GE provides a specification language called TSL (Trinity specification language) that bridges the graph model and the underlying storage and computation infrastructure. It is hard, if not entirely impossible, to support efficient, general-purpose graph computations using a fixed graph schema due to the diversity of graph data and application needs. Instead of using a fixed graph schema and fixed computation models, GE allows users to use TSL to specify graph schemata, communication protocols, and computational paradigms.

GE has two running modes, embedded mode and distributed mode. In the embedded mode, GE serves as an in-process library. In the distributed mode, GE can be deployed on one or more machines.

When deployed in the distributed mode, GE consists of a number of system components that communicate through a network.

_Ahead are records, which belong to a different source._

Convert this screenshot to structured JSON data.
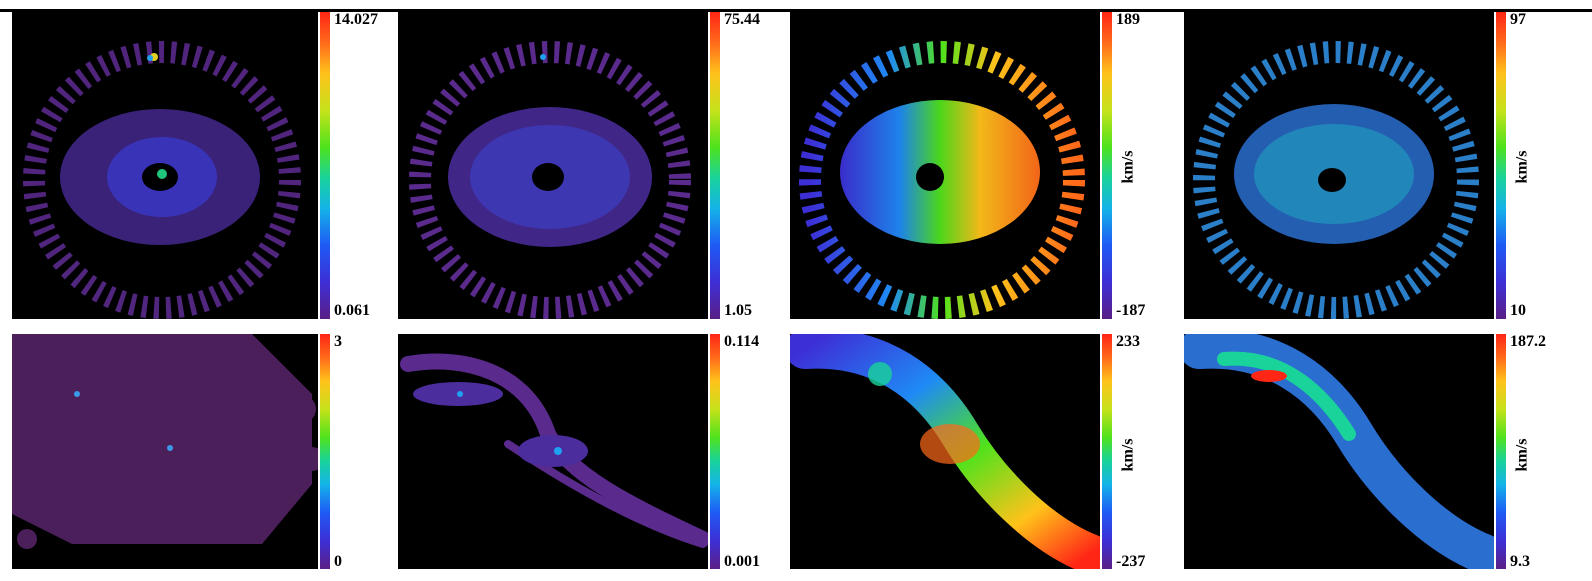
{
  "panels": [
    {
      "id": "r1c1",
      "colorbar": {
        "max": "14.027",
        "min": "0.061",
        "unit": ""
      }
    },
    {
      "id": "r1c2",
      "colorbar": {
        "max": "75.44",
        "min": "1.05",
        "unit": ""
      }
    },
    {
      "id": "r1c3",
      "colorbar": {
        "max": "189",
        "min": "-187",
        "unit": "km/s"
      }
    },
    {
      "id": "r1c4",
      "colorbar": {
        "max": "97",
        "min": "10",
        "unit": "km/s"
      }
    },
    {
      "id": "r2c1",
      "colorbar": {
        "max": "3",
        "min": "0",
        "unit": ""
      }
    },
    {
      "id": "r2c2",
      "colorbar": {
        "max": "0.114",
        "min": "0.001",
        "unit": ""
      }
    },
    {
      "id": "r2c3",
      "colorbar": {
        "max": "233",
        "min": "-237",
        "unit": "km/s"
      }
    },
    {
      "id": "r2c4",
      "colorbar": {
        "max": "187.2",
        "min": "9.3",
        "unit": "km/s"
      }
    }
  ],
  "colors": {
    "background": "#000000",
    "low": "#5a1f86",
    "high": "#ff2616"
  }
}
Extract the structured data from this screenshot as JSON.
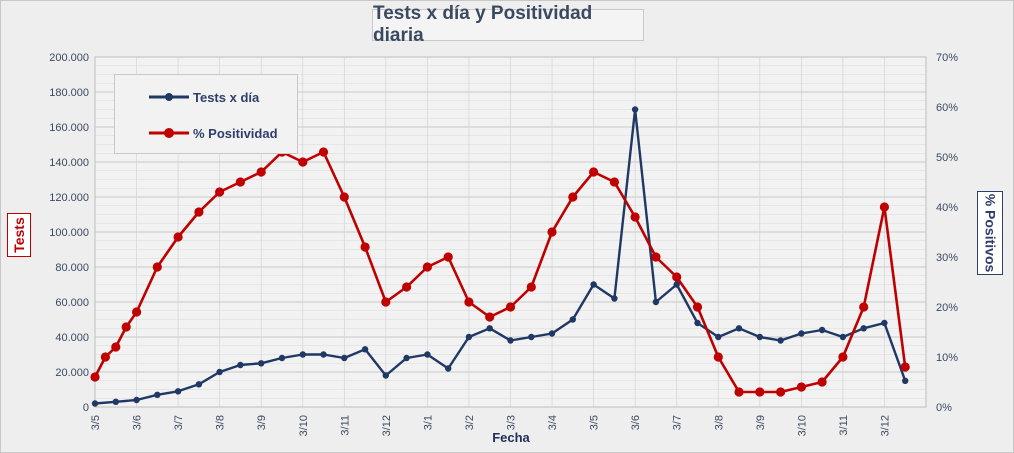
{
  "title": "Tests x día y Positividad diaria",
  "chart_data": {
    "type": "line",
    "title": "Tests x día y Positividad diaria",
    "xlabel": "Fecha",
    "ylabel_left": "Tests",
    "ylabel_right": "% Positivos",
    "ylim_left": [
      0,
      200000
    ],
    "ylim_right": [
      0,
      70
    ],
    "y_left_ticks": [
      "0",
      "20.000",
      "40.000",
      "60.000",
      "80.000",
      "100.000",
      "120.000",
      "140.000",
      "160.000",
      "180.000",
      "200.000"
    ],
    "y_right_ticks": [
      "0%",
      "10%",
      "20%",
      "30%",
      "40%",
      "50%",
      "60%",
      "70%"
    ],
    "x_tick_labels": [
      "3/5",
      "3/6",
      "3/7",
      "3/8",
      "3/9",
      "3/10",
      "3/11",
      "3/12",
      "3/1",
      "3/2",
      "3/3",
      "3/4",
      "3/5",
      "3/6",
      "3/7",
      "3/8",
      "3/9",
      "3/10",
      "3/11",
      "3/12"
    ],
    "grid": true,
    "legend_position": "top-left",
    "colors": {
      "tests": "#1f3864",
      "positividad": "#c00000",
      "plot_bg": "#f2f2f2",
      "grid": "#c8c8c8",
      "tick_text": "#3b4a60"
    },
    "series": [
      {
        "name": "Tests x día",
        "axis": "left",
        "x": [
          0,
          0.5,
          1,
          1.5,
          2,
          2.5,
          3,
          3.5,
          4,
          4.5,
          5,
          5.5,
          6,
          6.5,
          7,
          7.5,
          8,
          8.5,
          9,
          9.5,
          10,
          10.5,
          11,
          11.5,
          12,
          12.5,
          13,
          13.5,
          14,
          14.5,
          15,
          15.5,
          16,
          16.5,
          17,
          17.5,
          18,
          18.5,
          19,
          19.5
        ],
        "values": [
          2000,
          3000,
          4000,
          7000,
          9000,
          13000,
          20000,
          24000,
          25000,
          28000,
          30000,
          30000,
          28000,
          33000,
          18000,
          28000,
          30000,
          22000,
          40000,
          45000,
          38000,
          40000,
          42000,
          50000,
          70000,
          62000,
          170000,
          60000,
          70000,
          48000,
          40000,
          45000,
          40000,
          38000,
          42000,
          44000,
          40000,
          45000,
          48000,
          15000
        ]
      },
      {
        "name": "% Positividad",
        "axis": "right",
        "x": [
          0,
          0.25,
          0.5,
          0.75,
          1,
          1.5,
          2,
          2.5,
          3,
          3.5,
          4,
          4.5,
          5,
          5.5,
          6,
          6.5,
          7,
          7.5,
          8,
          8.5,
          9,
          9.5,
          10,
          10.5,
          11,
          11.5,
          12,
          12.5,
          13,
          13.5,
          14,
          14.5,
          15,
          15.5,
          16,
          16.5,
          17,
          17.5,
          18,
          18.5,
          19,
          19.5
        ],
        "values": [
          6,
          10,
          12,
          16,
          19,
          28,
          34,
          39,
          43,
          45,
          47,
          51,
          49,
          51,
          42,
          32,
          21,
          24,
          28,
          30,
          21,
          18,
          20,
          24,
          35,
          42,
          47,
          45,
          38,
          30,
          26,
          20,
          10,
          3,
          3,
          3,
          4,
          5,
          10,
          20,
          40,
          8
        ]
      }
    ]
  },
  "legend": {
    "tests_label": "Tests x día",
    "positividad_label": "% Positividad"
  }
}
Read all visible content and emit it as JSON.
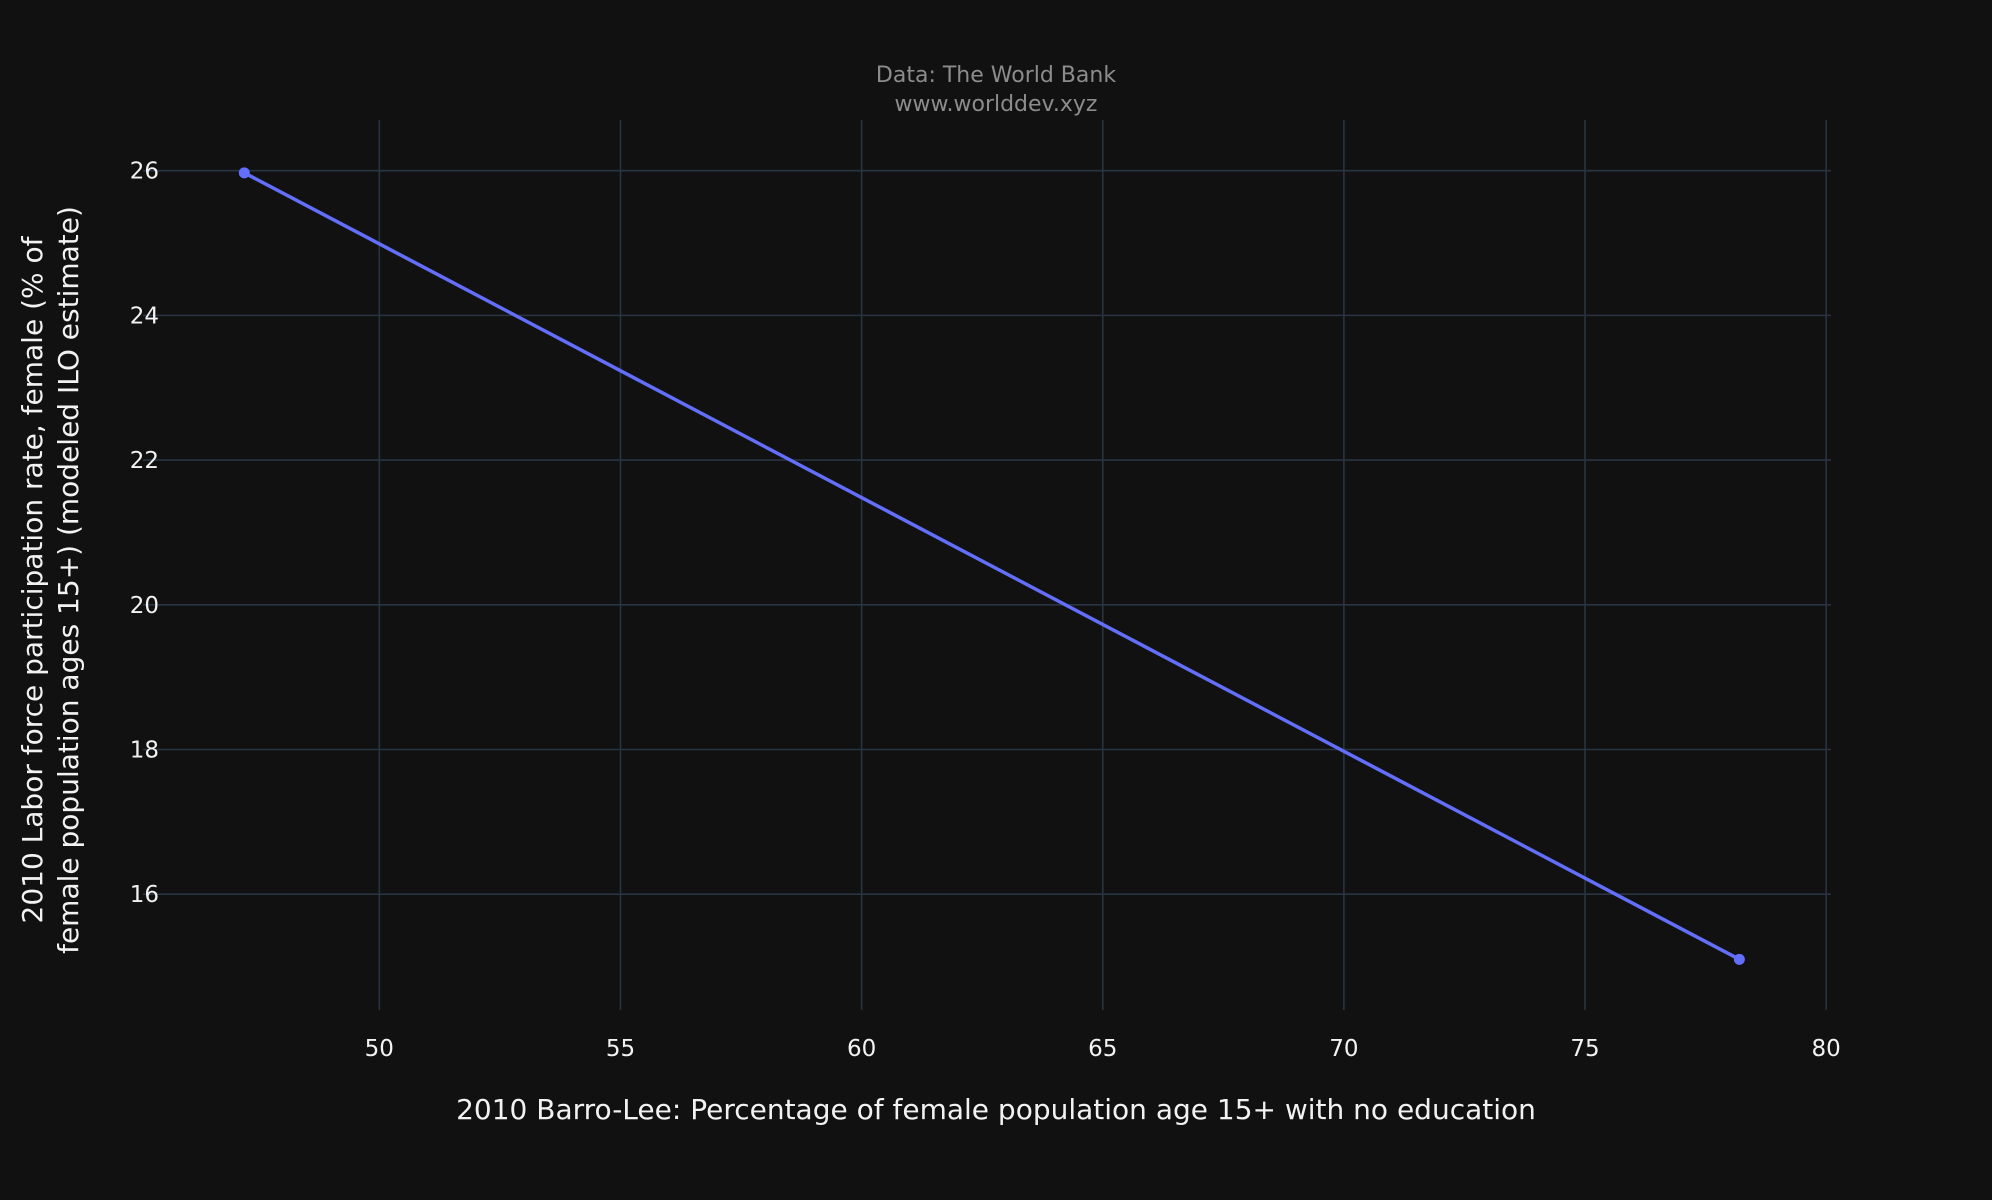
{
  "chart_data": {
    "type": "line",
    "title_lines": [
      "Data: The World Bank",
      "www.worlddev.xyz"
    ],
    "xlabel": "2010 Barro-Lee: Percentage of female population age 15+ with no education",
    "ylabel_lines": [
      "2010 Labor force participation rate, female (% of",
      "female population ages 15+) (modeled ILO estimate)"
    ],
    "xlim": [
      45.1,
      80.1
    ],
    "ylim": [
      14.4,
      26.7
    ],
    "xticks": [
      50,
      55,
      60,
      65,
      70,
      75,
      80
    ],
    "yticks": [
      16,
      18,
      20,
      22,
      24,
      26
    ],
    "grid": true,
    "series": [
      {
        "x": [
          47.2,
          78.2
        ],
        "y": [
          25.97,
          15.1
        ],
        "color": "#636efa"
      }
    ]
  },
  "colors": {
    "background": "#111111",
    "grid": "#283442",
    "line": "#636efa"
  }
}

A GE component may have one or more following roles: I) storing data; II) handling messages and performing computations; III) interacting with clients. According to the roles played by the components, we classify GE components into three categories: Server, Proxy, and Client.

The browser does not support SVG.

  • Server. A server plays two roles: storing data and performing computations on the data. Computations usually involve sending messages to and receiving messages from other GE components.

  • Proxy. A proxy handles messages but does not own a data partition. It usually serves as a middle tier between servers and clients. For example, a proxy can serve as a query aggregator: it dispatches requests received from a client to servers, aggregates the results returned by individual servers and sends the aggregated results back to the client. GE proxies are optional. They can be added to the system as needed.

  • Client. A client is a GE program that communicates with a GE cluster. It is a user-interface layer between GE and the end user.

The GE components can form two typical system architectures:

  • An architecture that consists of a number of GE servers and a number of GE clients. Clients send queries directly to GE servers, and get results from the servers.

  • An architecture that consists of a number of GE servers, proxies, and clients. Clients communicate with the GE cluster via GE proxies. As the middle tier between clients and servers, proxies may generate query execution plans, decompose queries into sub-queries and aggregate partial results from individual servers before returning the final results to the clients.

* We use 'memory' to refer to dynamic random-access memory (RAM) throughout this manual.